Brand spankin hanky pankin

new periodical

in my uterus

yest I cried

thought I was going

NUTSO


Yet Wagner's work represents gibberish in the most constructive way possible, a gibberish which forces one to think about the everyday language they use. Her last stanza "I saw the 'usual turn of phrase' / coming and I did not run away / I lay around" embodies this irreverence for the "usual" and the need to seek stronger definitions for language.

Working in Wagner's vein of reinterpretation and investigation, Lara Glenum works to reclaim and debase demeaning language. For instance in her poem "Hypnic Jerk" she writes:

or so I told Mino

while taking pipe

My cunt grew all sing-songy

amid his pettifogging miracles


& coughed out a deer head


Here Glenum ropes in a classical reference to "Mino" and the unusual word "pettifogging, while bringing the harmful word "cunt" out into the open. This juxtaposition creates a jarring image for the reader, one where "usual turns of phrase" are turned upside down and then chopped with a hatchet.

Yet this call for reinterpretation of social norms is not limited to language. Christine Herzer and Jose Perez Beduya show us that a reinterpretation of identity is also necessary.

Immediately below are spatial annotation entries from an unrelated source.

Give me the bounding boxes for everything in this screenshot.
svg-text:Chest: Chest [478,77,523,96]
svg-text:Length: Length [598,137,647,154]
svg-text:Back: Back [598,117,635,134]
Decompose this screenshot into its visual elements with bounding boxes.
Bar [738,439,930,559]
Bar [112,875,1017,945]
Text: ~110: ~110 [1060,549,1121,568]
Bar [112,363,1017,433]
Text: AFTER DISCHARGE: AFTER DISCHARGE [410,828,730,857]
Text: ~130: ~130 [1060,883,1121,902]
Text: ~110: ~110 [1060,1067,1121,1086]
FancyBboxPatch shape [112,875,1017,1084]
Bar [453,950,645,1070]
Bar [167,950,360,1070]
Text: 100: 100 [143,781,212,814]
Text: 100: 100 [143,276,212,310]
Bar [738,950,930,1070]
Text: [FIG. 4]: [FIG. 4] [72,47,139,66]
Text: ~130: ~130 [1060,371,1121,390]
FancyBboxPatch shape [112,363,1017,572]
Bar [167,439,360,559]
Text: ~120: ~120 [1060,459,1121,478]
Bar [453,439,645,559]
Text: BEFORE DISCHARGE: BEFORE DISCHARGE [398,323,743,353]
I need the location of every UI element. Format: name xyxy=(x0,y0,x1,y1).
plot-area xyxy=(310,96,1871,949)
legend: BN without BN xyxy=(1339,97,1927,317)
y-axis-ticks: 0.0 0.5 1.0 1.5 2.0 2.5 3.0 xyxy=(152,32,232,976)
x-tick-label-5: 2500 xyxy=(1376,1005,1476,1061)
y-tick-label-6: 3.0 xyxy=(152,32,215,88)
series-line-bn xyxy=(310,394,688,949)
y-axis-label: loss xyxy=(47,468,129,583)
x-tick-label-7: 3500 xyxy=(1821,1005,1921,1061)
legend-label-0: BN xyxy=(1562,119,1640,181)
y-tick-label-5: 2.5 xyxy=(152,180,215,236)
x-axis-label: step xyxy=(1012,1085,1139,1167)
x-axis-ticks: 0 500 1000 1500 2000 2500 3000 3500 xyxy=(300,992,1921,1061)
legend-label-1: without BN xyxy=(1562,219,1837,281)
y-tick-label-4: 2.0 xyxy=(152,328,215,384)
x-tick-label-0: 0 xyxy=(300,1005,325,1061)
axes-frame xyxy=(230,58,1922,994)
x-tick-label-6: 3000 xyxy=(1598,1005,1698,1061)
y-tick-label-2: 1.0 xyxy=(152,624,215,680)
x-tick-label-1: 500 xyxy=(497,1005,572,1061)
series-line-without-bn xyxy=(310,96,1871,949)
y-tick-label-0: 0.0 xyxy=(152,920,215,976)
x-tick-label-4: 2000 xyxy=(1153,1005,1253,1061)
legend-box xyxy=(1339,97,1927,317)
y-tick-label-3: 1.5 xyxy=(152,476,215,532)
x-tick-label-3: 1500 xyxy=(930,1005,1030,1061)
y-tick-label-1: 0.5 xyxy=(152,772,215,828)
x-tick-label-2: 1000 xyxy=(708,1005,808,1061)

For instance Beduya's line "An ethical relation among things / He was completely gone / The Absolute / Propped up by a broomstick" shows how the "he" and the "absolute," no longer find secure footing, precipitating further personal exploration. Herzer's work seems to follow in Beduya's message concerning the absence of an ethical relationship. Moreover Herzer represents her "narrator" as many separate, non linear and paradoxical themes. Her poem "Please Erase as Many Lines as You Need" displays this:

i come from a non-verbal background

...

i dont have to break my privacy to be honest

...

people like you need to fuck people like me


Such an illogical development shows the conflict inherent in self and the need to reinterpret identity on less divisive, exclusionary terms.

Fence's latest issue captivates the reader through meaningful insight into language and identity, utilizing the framework of the past to jar our present notions and assumptions.